Jorge Méndez Blake
MUSEO UNIVERSITARIO ARTE CONTEMPORANEO (MUAC)
Insurgentes Sur 3000, Centro Cultural Universitario, Delegación Coyoacán
May 23–September 20
Jorge Méndez Blake's work has always incorporated architecture, books, and archive fever as a haunting exquisite corpse. Perhaps this is best distilled in his recent exhibition, "Topographical Transferrals from the National Library," in Mexico City. Here the artist plays with the physical act of translation, which, as in his video The Topographer (Marking a Series of Points from the National Library to the University Museum of Contemporary Art), 2015, can be quite a painful and arduous process: In the piece, Méndez Blake attempts to move straight through the brush between the National Library and this museum. Also addressed is the act of translating works by memory: The artist invites us to choose a couple of verses from poetry books at the aforementioned library, memorize them, then retype them inside the museum. Finally there is the act of transmitting ideas from one medium to another, most successfully enacted in The Great Poem of Twentieth Century (Mexico), 2015, where he converts each millimeter of each letter from the titles of twentieth-century Mexican poems available at the library into a sculptural installation of thin aluminum poles.

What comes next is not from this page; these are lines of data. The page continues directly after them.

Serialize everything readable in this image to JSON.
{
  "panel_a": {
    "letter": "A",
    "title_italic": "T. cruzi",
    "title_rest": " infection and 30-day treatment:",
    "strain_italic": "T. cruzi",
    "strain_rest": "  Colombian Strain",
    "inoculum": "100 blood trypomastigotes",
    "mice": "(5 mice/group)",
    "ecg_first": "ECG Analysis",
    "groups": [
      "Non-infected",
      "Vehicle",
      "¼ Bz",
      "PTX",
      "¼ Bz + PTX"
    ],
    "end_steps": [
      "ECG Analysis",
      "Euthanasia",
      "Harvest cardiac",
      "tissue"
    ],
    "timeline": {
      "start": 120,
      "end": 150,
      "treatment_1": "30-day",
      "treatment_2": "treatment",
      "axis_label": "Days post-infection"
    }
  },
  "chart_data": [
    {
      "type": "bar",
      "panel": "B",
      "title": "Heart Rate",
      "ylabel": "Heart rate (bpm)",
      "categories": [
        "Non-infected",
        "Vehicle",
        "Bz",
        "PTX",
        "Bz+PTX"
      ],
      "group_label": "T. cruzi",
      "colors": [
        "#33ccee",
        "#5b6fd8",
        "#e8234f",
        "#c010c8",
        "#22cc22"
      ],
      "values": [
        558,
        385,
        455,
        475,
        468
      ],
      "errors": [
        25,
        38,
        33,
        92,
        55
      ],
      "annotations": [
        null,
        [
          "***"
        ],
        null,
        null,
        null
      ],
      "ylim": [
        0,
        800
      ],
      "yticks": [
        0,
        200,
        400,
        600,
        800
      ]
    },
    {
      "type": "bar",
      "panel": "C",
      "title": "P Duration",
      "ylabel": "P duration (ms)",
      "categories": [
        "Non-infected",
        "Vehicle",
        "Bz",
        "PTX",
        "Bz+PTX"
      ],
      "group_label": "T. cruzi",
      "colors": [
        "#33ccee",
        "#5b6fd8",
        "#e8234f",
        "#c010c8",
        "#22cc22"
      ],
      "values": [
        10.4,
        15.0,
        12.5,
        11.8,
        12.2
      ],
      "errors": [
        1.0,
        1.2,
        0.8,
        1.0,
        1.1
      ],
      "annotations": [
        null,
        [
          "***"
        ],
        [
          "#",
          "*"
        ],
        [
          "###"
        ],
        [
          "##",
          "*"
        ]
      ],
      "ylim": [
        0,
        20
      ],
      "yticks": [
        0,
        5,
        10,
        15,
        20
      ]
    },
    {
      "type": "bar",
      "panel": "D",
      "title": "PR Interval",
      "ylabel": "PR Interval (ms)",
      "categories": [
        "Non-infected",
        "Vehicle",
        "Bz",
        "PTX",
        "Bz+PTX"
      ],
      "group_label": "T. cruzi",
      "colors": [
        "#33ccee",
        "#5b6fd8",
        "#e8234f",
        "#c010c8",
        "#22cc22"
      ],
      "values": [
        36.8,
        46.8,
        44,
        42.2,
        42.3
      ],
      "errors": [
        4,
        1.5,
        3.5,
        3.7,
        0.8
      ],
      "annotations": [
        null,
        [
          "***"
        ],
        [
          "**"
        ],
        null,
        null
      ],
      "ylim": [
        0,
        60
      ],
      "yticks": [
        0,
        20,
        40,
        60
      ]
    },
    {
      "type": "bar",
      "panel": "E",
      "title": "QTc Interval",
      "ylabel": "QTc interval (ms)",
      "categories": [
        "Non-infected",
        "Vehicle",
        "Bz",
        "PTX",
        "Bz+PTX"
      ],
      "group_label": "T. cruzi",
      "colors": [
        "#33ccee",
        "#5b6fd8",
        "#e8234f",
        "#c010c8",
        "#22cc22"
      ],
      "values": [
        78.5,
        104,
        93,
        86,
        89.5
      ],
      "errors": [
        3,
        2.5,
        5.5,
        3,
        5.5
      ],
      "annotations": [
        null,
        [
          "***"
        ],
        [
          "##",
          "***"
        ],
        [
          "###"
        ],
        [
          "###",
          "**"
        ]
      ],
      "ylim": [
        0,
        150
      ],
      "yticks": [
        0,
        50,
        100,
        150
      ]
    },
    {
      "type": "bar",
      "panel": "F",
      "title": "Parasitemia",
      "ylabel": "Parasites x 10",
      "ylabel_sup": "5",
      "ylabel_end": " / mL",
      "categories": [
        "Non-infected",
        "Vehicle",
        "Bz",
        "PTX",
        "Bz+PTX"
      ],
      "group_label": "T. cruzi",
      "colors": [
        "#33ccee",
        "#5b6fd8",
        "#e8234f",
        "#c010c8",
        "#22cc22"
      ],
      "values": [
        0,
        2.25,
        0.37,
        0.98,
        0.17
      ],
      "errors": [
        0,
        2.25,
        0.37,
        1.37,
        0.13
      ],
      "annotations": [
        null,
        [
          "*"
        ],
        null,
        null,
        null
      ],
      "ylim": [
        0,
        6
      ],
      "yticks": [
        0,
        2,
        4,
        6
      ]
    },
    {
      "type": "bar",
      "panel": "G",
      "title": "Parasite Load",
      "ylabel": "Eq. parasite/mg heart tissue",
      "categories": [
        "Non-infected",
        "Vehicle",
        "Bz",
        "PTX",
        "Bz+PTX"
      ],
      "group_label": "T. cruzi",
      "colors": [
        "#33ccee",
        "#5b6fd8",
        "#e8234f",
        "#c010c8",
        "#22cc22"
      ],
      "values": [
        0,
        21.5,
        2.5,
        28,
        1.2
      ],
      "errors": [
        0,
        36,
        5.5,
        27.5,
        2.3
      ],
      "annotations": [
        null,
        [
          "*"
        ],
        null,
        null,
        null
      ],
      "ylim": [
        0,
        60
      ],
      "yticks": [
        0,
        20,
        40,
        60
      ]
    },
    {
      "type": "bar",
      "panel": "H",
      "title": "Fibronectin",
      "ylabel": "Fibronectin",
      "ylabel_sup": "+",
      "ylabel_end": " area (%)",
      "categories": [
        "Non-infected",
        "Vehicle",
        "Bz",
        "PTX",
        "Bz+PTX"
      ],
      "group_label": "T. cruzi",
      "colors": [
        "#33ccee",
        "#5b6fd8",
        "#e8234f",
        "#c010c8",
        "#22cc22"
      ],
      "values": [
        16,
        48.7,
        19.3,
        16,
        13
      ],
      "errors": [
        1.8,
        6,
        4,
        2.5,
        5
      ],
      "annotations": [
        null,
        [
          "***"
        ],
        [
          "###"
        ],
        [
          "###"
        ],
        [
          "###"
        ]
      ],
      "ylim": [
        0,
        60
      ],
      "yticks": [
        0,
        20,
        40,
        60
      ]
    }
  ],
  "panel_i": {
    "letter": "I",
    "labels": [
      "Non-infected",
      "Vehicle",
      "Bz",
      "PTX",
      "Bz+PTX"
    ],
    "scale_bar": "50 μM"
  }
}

The exhibition circulates among institutions—invasion or hospitable permeability?—and thereby changes our way of perceiving each space as well. A smart and playful nudge at establishments that often seem like dead repositories—for instance, usually one cannot borrow books from the National Library—the exhibition might first appear a little dry, with a few typewritten verses here, a black-and-white video there, a thick book, and an architectural model of the library, but in the end Méndez Blake reveals that translation, like art, is a relationship that is sometimes difficult but very much alive.